I can’t count the number of banana bread and cake recipes I’ve made over the years. Many many many. But only a couple stand out in my mind and this is one of them. It’s called Cathy’s Banana Bread and I found it at Allrecipes.com. I don’t know who you are Cathy but thank you, thank you, thank you! I love this recipe because unlike my other “go to” banana bread recipe, this one is lighter in colour and feels more like a cake than a bread. Also it requires less banana and in fact today I made half this recipe and only needed 1 banana. It’s perfect when you’ve got that ignored brown banana left behind in the fruit bowl that nobody wants to eat. Best of all, this dessert is easy and quick taking only 10 minutes to prepare! I love it and I think you will too! Enjoy!
CATHY’S BANANA BREAD
1 cup mashed bananas
1 cup sour cream
1/4 cup margarine
1 1/3 cups white sugar
2 eggs
1 teaspoon vanilla extract
2 cups all-purpose flour
1 teaspoon baking soda
1 teaspoon baking powder
1/4 teaspoon salt
A handful of walnuts (optional)
Preheat oven to 350 degrees F (175 degrees C). Grease and flour one 9×13 inch pan, or two 7×3 inch loaf pans.

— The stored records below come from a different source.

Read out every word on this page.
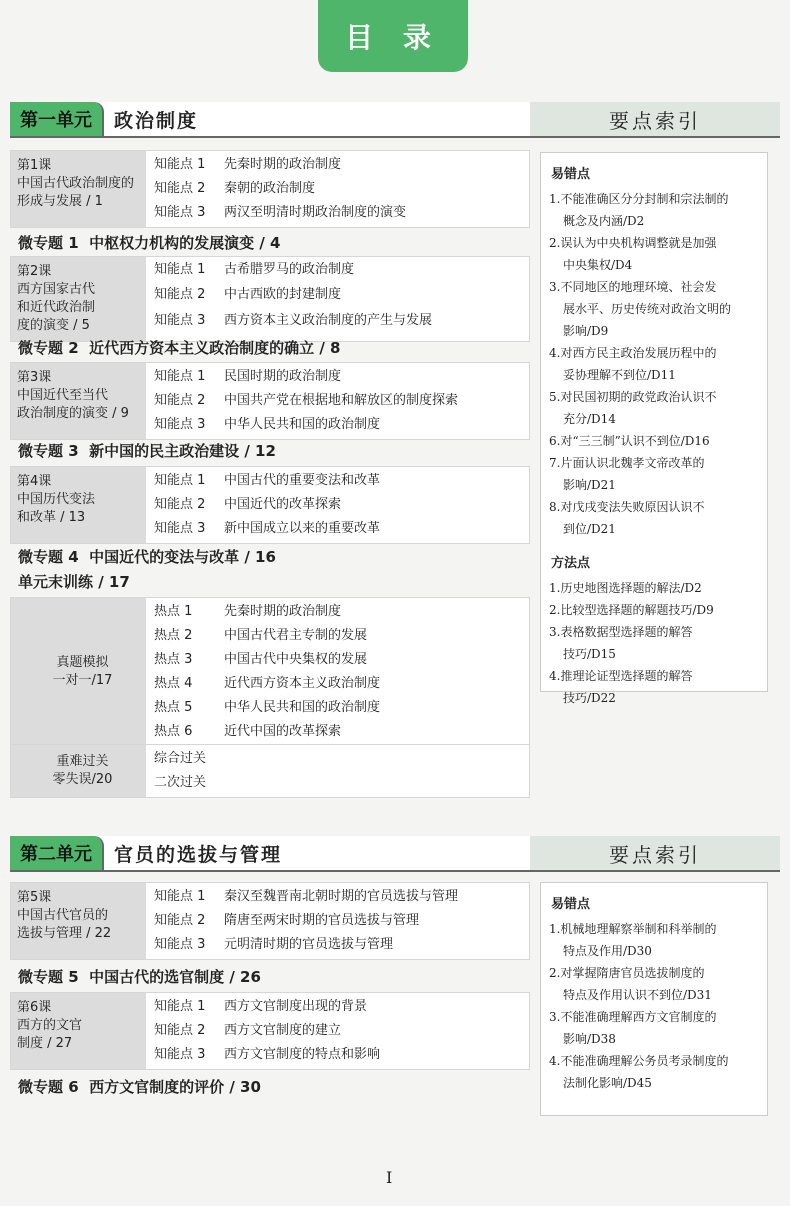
目 录
第一单元	政治制度	要点索引
第1课
中国古代政治制度的
形成与发展 / 1
知能点 1 先秦时期的政治制度
知能点 2 秦朝的政治制度
知能点 3 两汉至明清时期政治制度的演变
微专题 1 中枢权力机构的发展演变 / 4
第2课
西方国家古代
和近代政治制
度的演变 / 5
知能点 1 古希腊罗马的政治制度
知能点 2 中古西欧的封建制度
知能点 3 西方资本主义政治制度的产生与发展
微专题 2 近代西方资本主义政治制度的确立 / 8
第3课
中国近代至当代
政治制度的演变 / 9
知能点 1 民国时期的政治制度
知能点 2 中国共产党在根据地和解放区的制度探索
知能点 3 中华人民共和国的政治制度
微专题 3 新中国的民主政治建设 / 12
第4课
中国历代变法
和改革 / 13
知能点 1 中国古代的重要变法和改革
知能点 2 中国近代的改革探索
知能点 3 新中国成立以来的重要改革
微专题 4 中国近代的变法与改革 / 16
单元末训练 / 17
真题模拟
一对一/17
热点 1 先秦时期的政治制度
热点 2 中国古代君主专制的发展
热点 3 中国古代中央集权的发展
热点 4 近代西方资本主义政治制度
热点 5 中华人民共和国的政治制度
热点 6 近代中国的改革探索
重难过关
零失误/20
综合过关
二次过关
易错点
1.不能准确区分分封制和宗法制的
概念及内涵/D2
2.误认为中央机构调整就是加强
中央集权/D4
3.不同地区的地理环境、社会发
展水平、历史传统对政治文明的
影响/D9
4.对西方民主政治发展历程中的
妥协理解不到位/D11
5.对民国初期的政党政治认识不
充分/D14
6.对“三三制”认识不到位/D16
7.片面认识北魏孝文帝改革的
影响/D21
8.对戊戌变法失败原因认识不
到位/D21
方法点
1.历史地图选择题的解法/D2
2.比较型选择题的解题技巧/D9
3.表格数据型选择题的解答
技巧/D15
4.推理论证型选择题的解答
技巧/D22
第二单元	官员的选拔与管理	要点索引
第5课
中国古代官员的
选拔与管理 / 22
知能点 1 秦汉至魏晋南北朝时期的官员选拔与管理
知能点 2 隋唐至两宋时期的官员选拔与管理
知能点 3 元明清时期的官员选拔与管理
微专题 5 中国古代的选官制度 / 26
第6课
西方的文官
制度 / 27
知能点 1 西方文官制度出现的背景
知能点 2 西方文官制度的建立
知能点 3 西方文官制度的特点和影响
微专题 6 西方文官制度的评价 / 30
易错点
1.机械地理解察举制和科举制的
特点及作用/D30
2.对掌握隋唐官员选拔制度的
特点及作用认识不到位/D31
3.不能准确理解西方文官制度的
影响/D38
4.不能准确理解公务员考录制度的
法制化影响/D45
I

Combine banana and sour cream. Set aside. In a large bowl, cream together the margarine and sugar until smooth. Beat in the eggs one at a time, then stir in the vanilla and banana mixture. Combine the flour, baking soda, baking powder and salt; stir into the banana mixture. Add nuts if desired. Spread the batter evenly into the prepared pan or pans.
Bake for 50 minutes in the preheated oven, or until a toothpick inserted into the center of the bread comes out clean.